Metadata-Version: 2.1
Name: PyPCAlg
Version: 1.0.1
Summary: A Python implementation of the original PC algorithm.
Home-page: https://github.com/Black-Swan-ICL/PyPCAlg
Author: K. M-H
Author-email: kmh.pro@protonmail.com
License: MIT
Platform: UNKNOWN
Classifier: License :: OSI Approved :: GNU General Public License v3 (GPLv3)
Classifier: Programming Language :: Python :: 3
Classifier: Programming Language :: Python :: 3.9
Classifier: Topic :: Scientific/Engineering
Classifier: Topic :: Scientific/Engineering :: Information Analysis
Classifier: Intended Audience :: Science/Research
Classifier: Intended Audience :: Financial and Insurance Industry
Requires-Python: >=3.9
Description-Content-Type: text/markdown
Requires-Dist: numpy (>=1.22.0)
Requires-Dist: pandas
Requires-Dist: matplotlib
Requires-Dist: scikit-learn
Requires-Dist: pingouin

# PyPCAlg

This repository contains a Python implementation of the original PC algorithm.

# Structure of the package

Folder **examples** contains examples of small dimensional graphs (i.e. with 
a low number of nodes) to test the PC algorithm on. 

The exhaustive lists of the (conditional) independence relationships 
satisfied by these examples (assuming both the causal Markov condition and 
causal Faithfulness) have been worked out. They are contained in files :
- examples/true_independence_relationships_graph_1.csv,
- examples/true_independence_relationships_graph_2.csv,
- examples/true_independence_relationships_graph_3.csv, and
- examples/true_independence_relationships_graph_4.csv.

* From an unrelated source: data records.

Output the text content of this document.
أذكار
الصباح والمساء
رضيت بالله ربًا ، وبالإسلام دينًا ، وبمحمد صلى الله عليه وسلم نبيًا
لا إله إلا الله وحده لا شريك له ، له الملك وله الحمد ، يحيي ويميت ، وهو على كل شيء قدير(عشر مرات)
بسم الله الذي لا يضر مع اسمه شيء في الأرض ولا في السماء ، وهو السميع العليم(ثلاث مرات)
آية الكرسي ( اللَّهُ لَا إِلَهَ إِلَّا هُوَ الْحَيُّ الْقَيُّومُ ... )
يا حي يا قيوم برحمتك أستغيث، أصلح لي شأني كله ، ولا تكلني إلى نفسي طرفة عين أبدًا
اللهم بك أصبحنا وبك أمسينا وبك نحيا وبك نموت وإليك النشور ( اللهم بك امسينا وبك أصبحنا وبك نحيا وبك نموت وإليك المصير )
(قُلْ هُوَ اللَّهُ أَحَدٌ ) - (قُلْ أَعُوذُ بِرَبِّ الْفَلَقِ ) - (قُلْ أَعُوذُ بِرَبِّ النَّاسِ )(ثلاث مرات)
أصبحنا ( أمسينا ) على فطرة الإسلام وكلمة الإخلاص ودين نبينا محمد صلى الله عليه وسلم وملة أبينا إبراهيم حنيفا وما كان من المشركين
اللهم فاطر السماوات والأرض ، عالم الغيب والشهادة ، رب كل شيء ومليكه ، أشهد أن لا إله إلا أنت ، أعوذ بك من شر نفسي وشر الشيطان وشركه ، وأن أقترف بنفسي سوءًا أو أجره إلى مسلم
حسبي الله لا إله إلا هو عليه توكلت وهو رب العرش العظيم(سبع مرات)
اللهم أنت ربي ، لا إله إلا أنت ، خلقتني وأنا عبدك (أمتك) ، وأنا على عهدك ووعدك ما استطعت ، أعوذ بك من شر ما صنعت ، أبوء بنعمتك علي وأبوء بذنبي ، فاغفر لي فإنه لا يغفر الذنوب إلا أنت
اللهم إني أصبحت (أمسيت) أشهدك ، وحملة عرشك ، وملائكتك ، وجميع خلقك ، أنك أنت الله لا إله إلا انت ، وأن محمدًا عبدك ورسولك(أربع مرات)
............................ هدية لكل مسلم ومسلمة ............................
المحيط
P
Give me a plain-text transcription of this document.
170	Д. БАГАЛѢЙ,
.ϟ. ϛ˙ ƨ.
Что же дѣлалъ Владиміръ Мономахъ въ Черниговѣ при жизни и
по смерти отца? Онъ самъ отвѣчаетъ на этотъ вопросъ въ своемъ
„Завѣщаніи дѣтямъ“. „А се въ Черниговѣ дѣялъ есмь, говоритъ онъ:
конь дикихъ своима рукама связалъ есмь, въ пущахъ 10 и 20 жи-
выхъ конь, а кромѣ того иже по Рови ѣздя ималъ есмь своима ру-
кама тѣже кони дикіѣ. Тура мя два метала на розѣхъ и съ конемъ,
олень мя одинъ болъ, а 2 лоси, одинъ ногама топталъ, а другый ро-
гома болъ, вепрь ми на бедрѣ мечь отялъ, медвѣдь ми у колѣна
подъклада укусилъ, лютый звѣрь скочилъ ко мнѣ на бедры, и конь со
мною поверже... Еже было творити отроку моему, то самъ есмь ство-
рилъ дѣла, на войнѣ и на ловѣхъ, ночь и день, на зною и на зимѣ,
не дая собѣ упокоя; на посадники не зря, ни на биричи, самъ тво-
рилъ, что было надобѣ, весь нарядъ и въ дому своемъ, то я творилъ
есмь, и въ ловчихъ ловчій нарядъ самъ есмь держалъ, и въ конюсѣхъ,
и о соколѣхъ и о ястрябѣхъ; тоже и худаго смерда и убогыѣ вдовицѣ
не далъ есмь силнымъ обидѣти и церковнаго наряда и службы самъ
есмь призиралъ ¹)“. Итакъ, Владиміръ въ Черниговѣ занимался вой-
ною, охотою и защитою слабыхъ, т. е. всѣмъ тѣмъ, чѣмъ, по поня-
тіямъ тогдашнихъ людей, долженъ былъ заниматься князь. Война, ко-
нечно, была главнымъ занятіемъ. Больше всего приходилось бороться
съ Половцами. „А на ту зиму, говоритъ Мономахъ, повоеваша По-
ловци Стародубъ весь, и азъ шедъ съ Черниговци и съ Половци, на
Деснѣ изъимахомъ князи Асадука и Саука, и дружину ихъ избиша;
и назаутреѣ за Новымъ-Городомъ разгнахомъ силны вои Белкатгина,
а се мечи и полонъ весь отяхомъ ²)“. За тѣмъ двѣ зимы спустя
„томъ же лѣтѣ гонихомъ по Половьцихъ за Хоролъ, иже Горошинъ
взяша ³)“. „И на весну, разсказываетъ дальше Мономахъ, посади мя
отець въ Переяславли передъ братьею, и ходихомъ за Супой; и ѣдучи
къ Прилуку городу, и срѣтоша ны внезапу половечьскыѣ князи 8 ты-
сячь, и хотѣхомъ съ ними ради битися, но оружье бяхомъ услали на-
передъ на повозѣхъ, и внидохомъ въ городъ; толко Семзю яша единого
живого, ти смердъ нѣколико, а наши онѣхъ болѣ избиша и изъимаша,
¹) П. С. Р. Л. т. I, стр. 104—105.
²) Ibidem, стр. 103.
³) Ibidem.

In practice, the results of the PC algorithm depend on the statistical 
tests of (conditional) independence that we use. Considering the high 
number of statistical (conditional) independence tests carried out by the PC 
algorithm (even on graphs of moderate sizes), it is inevitable that some of 
these statistical tests will be erroneous (that is the whole problem of 
Multiple Hypothesis Testing). 

By providing the lists of (conditional) independence relationships satisfied 
by the examples, we make it possible to check whether the implementation of 
the PC algorithm itself is correct (indeed, things are as if we had at our 
disposal statistical tests of unconditional/conditional dependence that 
always return a correct result : no type I error, no type II error).